A taxpayer seeking to make an offer in compromise must file a written application with the IRS on a special form accompanied by an application fee. The application fee is required unless the basis for the request is doubt as to the taxpayer's liability or the taxpayer's monthly income is below the established poverty level. The application should include the liabilities to be covered, the legal grounds for the requested relief, the amount of payment proposed, and the payment terms and schedule. The taxpayer can propose payment by a lump sum, by monthly payments, or by a combination of the two. However, the longer the payment term, the higher the amount the IRS will be willing to accept.
In order to qualify for an offer in compromise, a taxpayer should have filed all required federal tax returns, and if the taxpayer is a business, it should have filed and paid recent employment tax liabilities. The IRS will not accept an offer in compromise from a taxpayer who is a debtor in a bankruptcy case.
Once a taxpayer's offer has been accepted for processing, future levies are prohibited and the statute of limitations on collection is suspended. The IRS will keep all payments and credits made up until the application was submitted, included the proceeds of any levy served before the application was filed.

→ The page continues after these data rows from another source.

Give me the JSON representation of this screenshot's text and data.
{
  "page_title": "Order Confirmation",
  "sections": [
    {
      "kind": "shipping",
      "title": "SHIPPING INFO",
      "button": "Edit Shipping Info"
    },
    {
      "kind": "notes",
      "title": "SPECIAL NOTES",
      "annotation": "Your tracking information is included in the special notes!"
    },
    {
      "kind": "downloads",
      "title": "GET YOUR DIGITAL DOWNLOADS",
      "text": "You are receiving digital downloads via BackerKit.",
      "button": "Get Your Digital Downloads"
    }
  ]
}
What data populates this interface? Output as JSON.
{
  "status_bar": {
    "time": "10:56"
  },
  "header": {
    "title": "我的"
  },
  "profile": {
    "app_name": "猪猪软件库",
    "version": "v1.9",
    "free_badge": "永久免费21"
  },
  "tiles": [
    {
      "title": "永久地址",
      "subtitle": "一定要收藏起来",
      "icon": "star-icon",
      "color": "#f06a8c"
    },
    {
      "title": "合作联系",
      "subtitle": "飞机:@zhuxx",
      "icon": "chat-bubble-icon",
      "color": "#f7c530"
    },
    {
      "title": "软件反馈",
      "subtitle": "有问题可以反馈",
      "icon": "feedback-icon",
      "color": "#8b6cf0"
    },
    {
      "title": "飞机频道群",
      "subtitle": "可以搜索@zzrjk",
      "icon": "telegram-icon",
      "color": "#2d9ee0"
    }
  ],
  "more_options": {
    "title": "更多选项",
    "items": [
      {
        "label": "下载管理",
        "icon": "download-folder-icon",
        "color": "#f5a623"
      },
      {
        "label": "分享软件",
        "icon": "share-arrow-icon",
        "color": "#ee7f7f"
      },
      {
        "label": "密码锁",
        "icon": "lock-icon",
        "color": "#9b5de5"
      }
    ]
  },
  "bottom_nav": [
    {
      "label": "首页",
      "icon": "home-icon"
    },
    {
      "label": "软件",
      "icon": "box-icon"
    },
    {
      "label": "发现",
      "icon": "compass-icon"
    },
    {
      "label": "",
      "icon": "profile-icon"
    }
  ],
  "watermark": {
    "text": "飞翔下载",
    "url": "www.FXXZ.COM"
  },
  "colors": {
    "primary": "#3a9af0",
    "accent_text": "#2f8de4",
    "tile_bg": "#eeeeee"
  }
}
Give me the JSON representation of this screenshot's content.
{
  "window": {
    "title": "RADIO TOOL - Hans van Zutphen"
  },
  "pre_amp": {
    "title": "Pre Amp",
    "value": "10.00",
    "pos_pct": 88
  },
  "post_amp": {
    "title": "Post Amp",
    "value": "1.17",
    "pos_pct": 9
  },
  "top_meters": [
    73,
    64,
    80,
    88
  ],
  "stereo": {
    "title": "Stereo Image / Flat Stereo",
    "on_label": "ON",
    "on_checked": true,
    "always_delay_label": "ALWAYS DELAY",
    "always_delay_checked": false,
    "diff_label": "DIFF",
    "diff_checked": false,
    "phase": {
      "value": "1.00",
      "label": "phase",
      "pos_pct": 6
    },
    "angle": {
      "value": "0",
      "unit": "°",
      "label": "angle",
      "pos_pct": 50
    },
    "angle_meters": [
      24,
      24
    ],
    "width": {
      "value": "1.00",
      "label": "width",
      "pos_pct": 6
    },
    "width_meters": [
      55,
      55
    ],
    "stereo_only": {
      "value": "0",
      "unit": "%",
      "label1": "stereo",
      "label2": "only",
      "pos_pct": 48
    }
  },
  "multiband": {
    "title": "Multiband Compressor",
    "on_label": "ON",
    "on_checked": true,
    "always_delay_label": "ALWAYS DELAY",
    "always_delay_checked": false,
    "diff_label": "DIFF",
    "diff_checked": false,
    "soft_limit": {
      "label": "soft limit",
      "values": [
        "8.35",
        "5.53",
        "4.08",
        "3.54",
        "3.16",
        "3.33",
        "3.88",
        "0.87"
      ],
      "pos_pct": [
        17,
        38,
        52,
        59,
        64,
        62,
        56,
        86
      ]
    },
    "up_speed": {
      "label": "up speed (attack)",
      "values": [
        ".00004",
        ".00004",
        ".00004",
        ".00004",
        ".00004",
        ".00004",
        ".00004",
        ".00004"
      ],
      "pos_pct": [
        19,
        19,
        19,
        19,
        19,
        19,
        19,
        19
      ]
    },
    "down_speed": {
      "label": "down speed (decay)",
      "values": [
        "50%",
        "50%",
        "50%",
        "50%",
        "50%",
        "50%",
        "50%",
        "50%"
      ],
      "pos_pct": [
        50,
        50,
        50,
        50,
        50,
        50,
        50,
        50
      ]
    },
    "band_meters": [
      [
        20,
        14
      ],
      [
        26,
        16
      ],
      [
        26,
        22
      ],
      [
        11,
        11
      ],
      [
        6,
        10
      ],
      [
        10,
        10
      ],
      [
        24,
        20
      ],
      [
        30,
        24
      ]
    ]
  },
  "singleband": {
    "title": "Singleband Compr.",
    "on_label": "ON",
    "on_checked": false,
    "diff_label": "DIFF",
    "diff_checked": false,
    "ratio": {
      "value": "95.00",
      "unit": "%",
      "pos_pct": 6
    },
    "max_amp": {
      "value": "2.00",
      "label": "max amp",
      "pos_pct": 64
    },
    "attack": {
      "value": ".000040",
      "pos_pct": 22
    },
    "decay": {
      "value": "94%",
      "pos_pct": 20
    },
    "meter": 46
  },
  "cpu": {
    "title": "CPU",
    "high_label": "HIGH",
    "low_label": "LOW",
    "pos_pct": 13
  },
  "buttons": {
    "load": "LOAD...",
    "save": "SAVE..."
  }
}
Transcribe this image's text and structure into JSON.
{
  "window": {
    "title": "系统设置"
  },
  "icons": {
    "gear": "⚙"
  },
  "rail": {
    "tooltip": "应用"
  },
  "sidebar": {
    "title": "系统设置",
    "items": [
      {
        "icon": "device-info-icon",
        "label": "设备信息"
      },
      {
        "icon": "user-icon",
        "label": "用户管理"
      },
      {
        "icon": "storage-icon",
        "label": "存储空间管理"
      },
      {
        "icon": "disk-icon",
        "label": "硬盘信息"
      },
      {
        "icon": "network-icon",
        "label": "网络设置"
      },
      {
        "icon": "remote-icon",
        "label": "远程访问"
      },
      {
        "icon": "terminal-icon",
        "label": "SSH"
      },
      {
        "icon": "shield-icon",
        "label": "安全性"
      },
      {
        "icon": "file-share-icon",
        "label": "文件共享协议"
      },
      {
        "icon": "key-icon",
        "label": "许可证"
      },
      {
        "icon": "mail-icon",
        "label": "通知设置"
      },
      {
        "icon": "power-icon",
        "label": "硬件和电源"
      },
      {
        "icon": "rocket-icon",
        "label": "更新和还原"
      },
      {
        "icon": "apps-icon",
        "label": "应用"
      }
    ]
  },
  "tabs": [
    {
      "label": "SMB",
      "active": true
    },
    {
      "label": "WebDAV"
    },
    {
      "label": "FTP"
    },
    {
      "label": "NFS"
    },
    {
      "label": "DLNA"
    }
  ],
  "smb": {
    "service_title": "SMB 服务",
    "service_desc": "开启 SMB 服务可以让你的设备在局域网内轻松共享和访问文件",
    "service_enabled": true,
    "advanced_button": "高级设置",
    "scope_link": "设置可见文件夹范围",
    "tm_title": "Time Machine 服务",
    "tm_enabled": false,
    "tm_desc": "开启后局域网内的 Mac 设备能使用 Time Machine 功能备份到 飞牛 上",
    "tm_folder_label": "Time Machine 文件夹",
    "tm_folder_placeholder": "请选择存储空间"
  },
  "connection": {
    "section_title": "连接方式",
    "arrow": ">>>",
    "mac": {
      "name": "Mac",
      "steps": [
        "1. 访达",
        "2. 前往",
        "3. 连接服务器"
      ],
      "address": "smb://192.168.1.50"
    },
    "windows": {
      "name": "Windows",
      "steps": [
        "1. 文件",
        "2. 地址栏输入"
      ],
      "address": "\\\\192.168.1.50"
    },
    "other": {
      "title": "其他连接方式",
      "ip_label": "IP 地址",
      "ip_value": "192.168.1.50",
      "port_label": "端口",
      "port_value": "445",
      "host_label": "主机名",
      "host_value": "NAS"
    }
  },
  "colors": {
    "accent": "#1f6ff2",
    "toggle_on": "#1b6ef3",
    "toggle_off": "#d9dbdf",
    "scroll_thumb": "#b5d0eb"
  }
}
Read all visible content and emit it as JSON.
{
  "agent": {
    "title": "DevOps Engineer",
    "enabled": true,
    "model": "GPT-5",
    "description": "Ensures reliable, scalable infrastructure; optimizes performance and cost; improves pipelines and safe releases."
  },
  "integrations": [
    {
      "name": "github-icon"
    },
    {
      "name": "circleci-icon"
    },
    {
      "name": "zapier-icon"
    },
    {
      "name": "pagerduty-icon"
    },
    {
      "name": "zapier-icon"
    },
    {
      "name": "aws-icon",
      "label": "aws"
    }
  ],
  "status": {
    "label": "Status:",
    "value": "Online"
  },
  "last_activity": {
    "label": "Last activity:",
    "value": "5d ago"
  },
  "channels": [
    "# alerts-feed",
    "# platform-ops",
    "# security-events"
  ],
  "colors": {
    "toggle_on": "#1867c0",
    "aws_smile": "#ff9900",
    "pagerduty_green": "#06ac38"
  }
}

In determining how much of a compromise to accept, the IRS seeks to collect the maximum amount that a taxpayer can pay after his basic living expenses are paid. In order to calculate living expenses, the IRS refers to local and national expense tables, but exceptions to those tables can be made for a taxpayer's obligations such as the special educational needs of children. The value of a taxpayer's assets is also taken into consideration is setting the amount of compromise accepted by the IRS. The IRS verifies the information supplied by a taxpayer in his application for an offer in compromise by its own internal sources and by public and electronic sources.
If the IRS rejects a taxpayer's application, the taxpayer has 30 days to challenge the decision. However, if the IRS has determined that the taxpayer applied for a compromise solely to hinder or delay collection actions, the taxpayer has no right to appeal.